Berdasarkan kedua faktor di atas (biaya dan waktu), mudik Lebaran ditetapkan sebagai kebutuhan tersier.
*
Namun faktanya...
1. Pengorbanan Ekonomi
Seorang penyapu jalan bahkan menjual sepeda di tempat kerjanya di Jakarta, demi menutup biaya mudik ke kampung halamannya di Boyolali. Bahkan ia berencana 'memboyong' sejumlah hadiah (amplop) untuk kerabatnya di sana. Ia juga menyisihkan untuk ongkos hidup beberapa hari di desanya, dan mempersiapkan uang untuk sedikit berjalan-jalan ke tempat wisata lokal bersama keluarganya.
Ilustrasi di atas menggambarkan kebutuhan sekunder (sepeda) yang dikorbankan demi kebutuhan tersiernya (perjalanan pariwisata mudik).
Tak jarang pada masyarakat berpendapatan sangat rendah (the haves-not), diperkirakan terjadi fenomena pencairan tabungan menjadi konsumsi.

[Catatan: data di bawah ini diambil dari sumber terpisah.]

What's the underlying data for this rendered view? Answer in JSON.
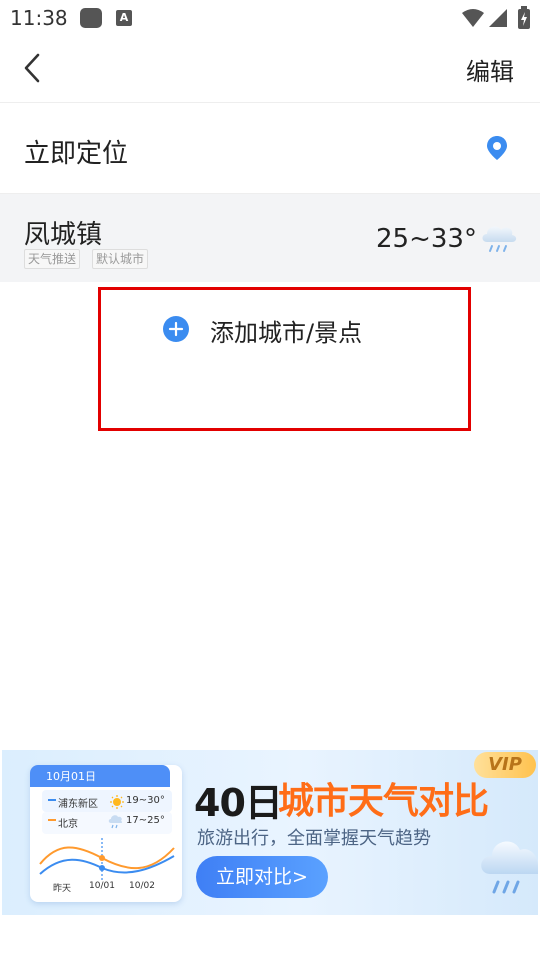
{
  "status_bar": {
    "time": "11:38",
    "app_icon_letter": "A"
  },
  "header": {
    "edit_label": "编辑"
  },
  "locate": {
    "label": "立即定位"
  },
  "city": {
    "name": "凤城镇",
    "tags": [
      "天气推送",
      "默认城市"
    ],
    "temp_range": "25~33°",
    "weather_icon": "cloud-rain-icon"
  },
  "add_city": {
    "label": "添加城市/景点"
  },
  "banner": {
    "card": {
      "date": "10月01日",
      "rows": [
        {
          "city": "浦东新区",
          "temp": "19~30°",
          "icon": "sun-icon"
        },
        {
          "city": "北京",
          "temp": "17~25°",
          "icon": "cloud-rain-icon"
        }
      ],
      "x_labels": [
        "昨天",
        "10/01",
        "10/02"
      ]
    },
    "title_prefix": "40日",
    "title_highlight": "城市天气对比",
    "subtitle": "旅游出行，全面掌握天气趋势",
    "button_label": "立即对比>",
    "vip_label": "VIP"
  },
  "colors": {
    "accent_blue": "#3b8cf0",
    "highlight_red": "#e20000",
    "title_orange": "#ff6d17"
  }
}
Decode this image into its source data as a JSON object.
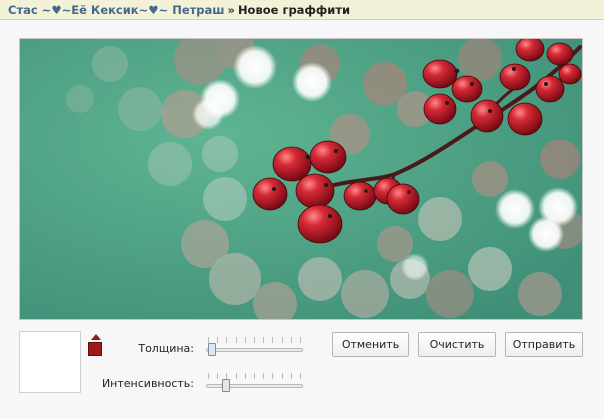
{
  "breadcrumb": {
    "user_link": "Стас ~♥~Её Кексик~♥~ Петраш",
    "separator": "»",
    "current": "Новое граффити"
  },
  "canvas": {
    "image": "red-berries-branch-bokeh",
    "background_color": "#4a9e82"
  },
  "brush": {
    "color": "#a01818"
  },
  "controls": {
    "thickness_label": "Толщина:",
    "thickness_value": 0.02,
    "intensity_label": "Интенсивность:",
    "intensity_value": 0.18
  },
  "buttons": {
    "cancel": "Отменить",
    "clear": "Очистить",
    "send": "Отправить"
  },
  "icons": {
    "color_picker_arrow": "triangle-up-icon"
  }
}
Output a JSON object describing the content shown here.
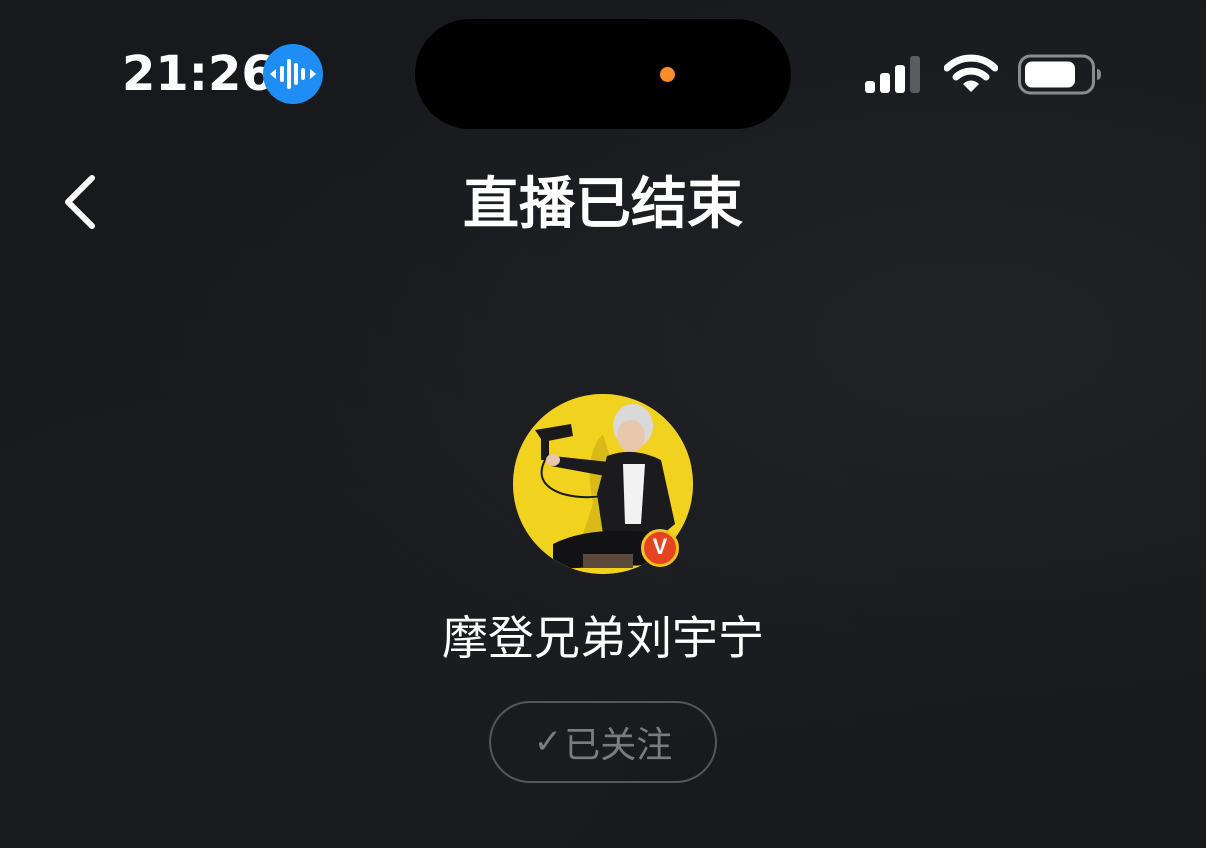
{
  "status_bar": {
    "time": "21:26",
    "audio_indicator": "waveform-icon",
    "signal_icon": "cellular-signal-icon",
    "wifi_icon": "wifi-icon",
    "battery_icon": "battery-icon",
    "privacy_dot_color": "#ff8c2a",
    "audio_badge_color": "#1e8ef5"
  },
  "header": {
    "back_icon": "chevron-left-icon",
    "title": "直播已结束"
  },
  "profile": {
    "avatar_icon": "avatar-photo",
    "verified_badge": "V",
    "verified_color": "#e6441f",
    "name": "摩登兄弟刘宇宁",
    "follow_check": "✓",
    "follow_label": "已关注"
  }
}
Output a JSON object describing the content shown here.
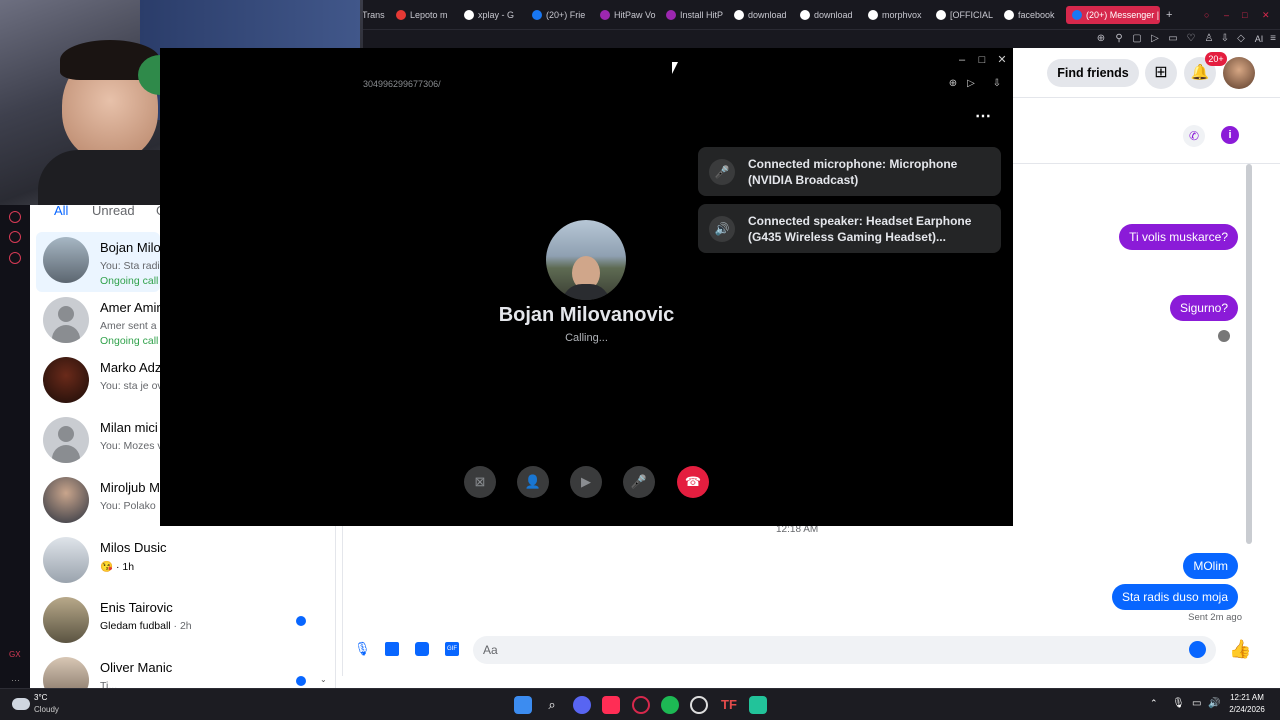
{
  "browser": {
    "tabs": [
      {
        "label": "Trans",
        "color": "#e53935"
      },
      {
        "label": "Lepoto m",
        "color": "#e53935"
      },
      {
        "label": "xplay - G",
        "color": "#ffffff"
      },
      {
        "label": "(20+) Frie",
        "color": "#1877f2"
      },
      {
        "label": "HitPaw Vo",
        "color": "#9c27b0"
      },
      {
        "label": "Install HitP",
        "color": "#9c27b0"
      },
      {
        "label": "download",
        "color": "#ffffff"
      },
      {
        "label": "download",
        "color": "#ffffff"
      },
      {
        "label": "morphvox",
        "color": "#ffffff"
      },
      {
        "label": "[OFFICIAL",
        "color": "#ffffff"
      },
      {
        "label": "facebook",
        "color": "#ffffff"
      },
      {
        "label": "(20+) Messenger |",
        "color": "#1877f2"
      }
    ],
    "toolbar_ai": "AI",
    "url_fragment": "3049962996773​06/"
  },
  "left_list": {
    "filters": [
      "All",
      "Unread",
      "G"
    ],
    "conversations": [
      {
        "name": "Bojan Milo",
        "preview": "You: Sta radis",
        "status": "Ongoing call",
        "selected": true,
        "avatar": "photo"
      },
      {
        "name": "Amer Amir",
        "preview": "Amer sent a",
        "status": "Ongoing call",
        "avatar": "gray"
      },
      {
        "name": "Marko Adz",
        "preview": "You: sta je ov",
        "avatar": "photo"
      },
      {
        "name": "Milan mici",
        "preview": "You: Mozes v",
        "avatar": "gray"
      },
      {
        "name": "Miroljub M",
        "preview": "You: Polako",
        "avatar": "photo"
      },
      {
        "name": "Milos Dusic",
        "preview": "😘 · 1h",
        "avatar": "photo"
      },
      {
        "name": "Enis Tairovic",
        "preview": "Gledam fudball",
        "time": " · 2h",
        "unread": true,
        "avatar": "photo"
      },
      {
        "name": "Oliver Manic",
        "preview": "Ti...",
        "unread": true,
        "avatar": "photo"
      }
    ]
  },
  "topnav": {
    "find_friends": "Find friends",
    "notif_badge": "20+"
  },
  "chat": {
    "messages": [
      {
        "text": "Ti volis muskarce?",
        "style": "purple"
      },
      {
        "text": "Sigurno?",
        "style": "purple"
      },
      {
        "text": "MOlim",
        "style": "blue"
      },
      {
        "text": "Sta radis duso moja",
        "style": "blue"
      }
    ],
    "timestamp": "12:18 AM",
    "sent_status": "Sent 2m ago",
    "input_placeholder": "Aa"
  },
  "call": {
    "name": "Bojan Milovanovic",
    "status": "Calling...",
    "mic_notice": "Connected microphone: Microphone (NVIDIA Broadcast)",
    "speaker_notice": "Connected speaker: Headset Earphone (G435 Wireless Gaming Headset)..."
  },
  "taskbar": {
    "weather_temp": "3°C",
    "weather_desc": "Cloudy",
    "time": "12:21 AM",
    "date": "2/24/2026"
  }
}
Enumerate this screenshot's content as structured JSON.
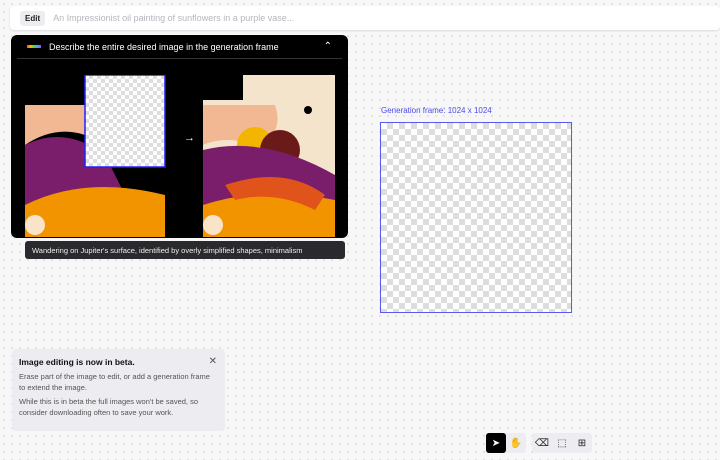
{
  "topbar": {
    "edit_label": "Edit",
    "prompt_placeholder": "An Impressionist oil painting of sunflowers in a purple vase..."
  },
  "tip_panel": {
    "title": "Describe the entire desired image in the generation frame",
    "caption": "Wandering on Jupiter's surface, identified by overly simplified shapes, minimalism"
  },
  "frame": {
    "label": "Generation frame: 1024 x 1024"
  },
  "notice": {
    "title": "Image editing is now in beta.",
    "line1": "Erase part of the image to edit, or add a generation frame to extend the image.",
    "line2": "While this is in beta the full images won't be saved, so consider downloading often to save your work."
  },
  "toolbar": {
    "tools": [
      "select-icon",
      "hand-icon",
      "eraser-icon",
      "frame-icon",
      "add-image-icon"
    ],
    "active": "select-icon"
  }
}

2. Pengorbanan non-ekonomi
Mudik sebagai perisitiwa siklus tahunan, amat khas ditandai dengan sikap pasrah para pemudik walau terjebak kemacetan berjam-jam hingga berhari-hari. Termasuk orang-orang penting (the haves) yang biasanya menganut falsafah "Time is Money", kini bahkan ikhlas untuk 'wasting time', dalam bentuk mengantri, mulai dari tahap ticketing, entry, dan seterusnya. Antrian mengular ini terjadi baik di bandara udara, stasiun kereta api, pelabuhan, dan gerbang-gerbang tol.